# Plan review fee's (New)



## eaton89 (May 7, 2010)

I'm very new to the Building Official role. My question is, where is it written that a jurisdiction can charge up to 65% of the building permit fee for the plan review fee? All the people I have talked to say this but I dont know where it is found. I've been looking and cant find it. Can someone point me in the right direction?


----------



## Mule (May 7, 2010)

eaton89 Welcome to the insanity.

The plan review fees were published in the older versions of the Building Valuation Table published by the ICC. The new BVD tables do not have those fees incorporated. Somewhere 65% was published.

Here is the older version of the ICC BVD

Old BVD

And here is the current BVD...February 2010. They publish this every six months now. We wrote our ordinances to refelct "building valuations shall be from the most current BVD or the actual construction cost.
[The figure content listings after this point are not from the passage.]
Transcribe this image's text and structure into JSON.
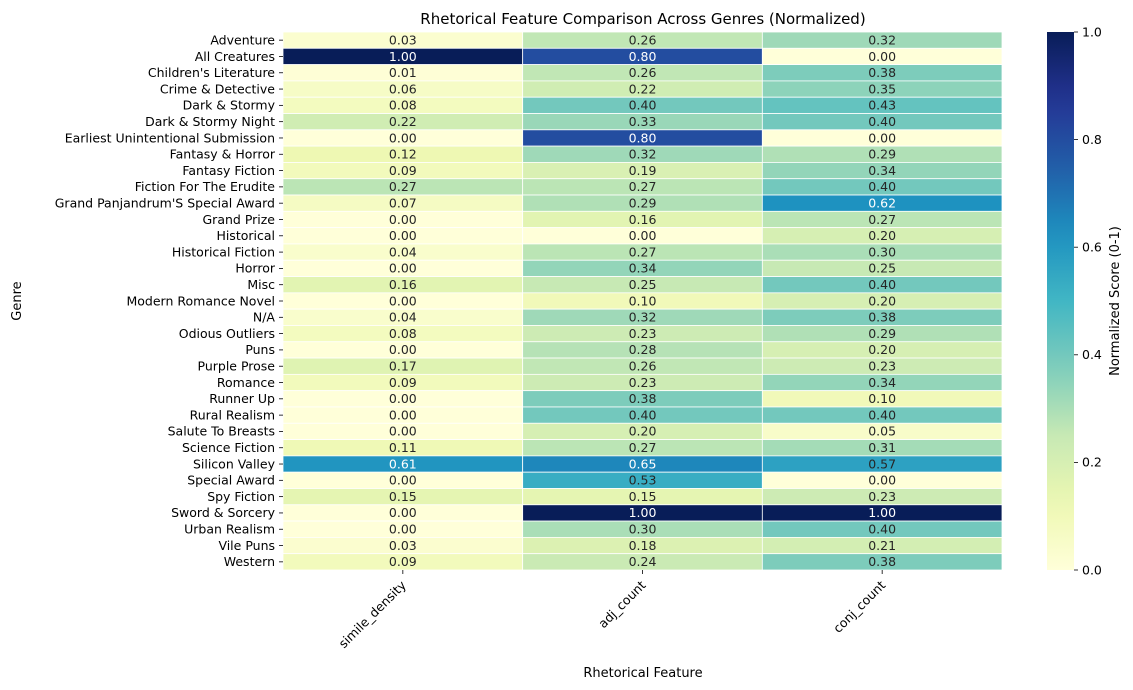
{
  "chart_data": {
    "type": "heatmap",
    "title": "Rhetorical Feature Comparison Across Genres (Normalized)",
    "xlabel": "Rhetorical Feature",
    "ylabel": "Genre",
    "colorbar_label": "Normalized Score (0-1)",
    "colormap": "YlGnBu",
    "colorbar_range": [
      0,
      1
    ],
    "colorbar_ticks": [
      "0.0",
      "0.2",
      "0.4",
      "0.6",
      "0.8",
      "1.0"
    ],
    "columns": [
      "simile_density",
      "adj_count",
      "conj_count"
    ],
    "rows": [
      "Adventure",
      "All Creatures",
      "Children's Literature",
      "Crime & Detective",
      "Dark & Stormy",
      "Dark & Stormy Night",
      "Earliest Unintentional Submission",
      "Fantasy & Horror",
      "Fantasy Fiction",
      "Fiction For The Erudite",
      "Grand Panjandrum'S Special Award",
      "Grand Prize",
      "Historical",
      "Historical Fiction",
      "Horror",
      "Misc",
      "Modern Romance Novel",
      "N/A",
      "Odious Outliers",
      "Puns",
      "Purple Prose",
      "Romance",
      "Runner Up",
      "Rural Realism",
      "Salute To Breasts",
      "Science Fiction",
      "Silicon Valley",
      "Special Award",
      "Spy Fiction",
      "Sword & Sorcery",
      "Urban Realism",
      "Vile Puns",
      "Western"
    ],
    "values": [
      [
        0.03,
        0.26,
        0.32
      ],
      [
        1.0,
        0.8,
        0.0
      ],
      [
        0.01,
        0.26,
        0.38
      ],
      [
        0.06,
        0.22,
        0.35
      ],
      [
        0.08,
        0.4,
        0.43
      ],
      [
        0.22,
        0.33,
        0.4
      ],
      [
        0.0,
        0.8,
        0.0
      ],
      [
        0.12,
        0.32,
        0.29
      ],
      [
        0.09,
        0.19,
        0.34
      ],
      [
        0.27,
        0.27,
        0.4
      ],
      [
        0.07,
        0.29,
        0.62
      ],
      [
        0.0,
        0.16,
        0.27
      ],
      [
        0.0,
        0.0,
        0.2
      ],
      [
        0.04,
        0.27,
        0.3
      ],
      [
        0.0,
        0.34,
        0.25
      ],
      [
        0.16,
        0.25,
        0.4
      ],
      [
        0.0,
        0.1,
        0.2
      ],
      [
        0.04,
        0.32,
        0.38
      ],
      [
        0.08,
        0.23,
        0.29
      ],
      [
        0.0,
        0.28,
        0.2
      ],
      [
        0.17,
        0.26,
        0.23
      ],
      [
        0.09,
        0.23,
        0.34
      ],
      [
        0.0,
        0.38,
        0.1
      ],
      [
        0.0,
        0.4,
        0.4
      ],
      [
        0.0,
        0.2,
        0.05
      ],
      [
        0.11,
        0.27,
        0.31
      ],
      [
        0.61,
        0.65,
        0.57
      ],
      [
        0.0,
        0.53,
        0.0
      ],
      [
        0.15,
        0.15,
        0.23
      ],
      [
        0.0,
        1.0,
        1.0
      ],
      [
        0.0,
        0.3,
        0.4
      ],
      [
        0.03,
        0.18,
        0.21
      ],
      [
        0.09,
        0.24,
        0.38
      ]
    ],
    "value_format": "2-decimal"
  }
}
Whichever is higher.

Here is the current BVD.

Current ICC Building Valuation Data


----------



## pyrguy (May 7, 2010)

Check your city enabling ordinance and policies and procedures.

That is where most fee information is usually located.


----------



## mtlogcabin (May 7, 2010)

It was in the 97 UBC. We adopted it locally and it hasn't change.


----------



## peach (May 7, 2010)

ICC says it.. it's a guide to help jurisdictions...  plan review is never free...


----------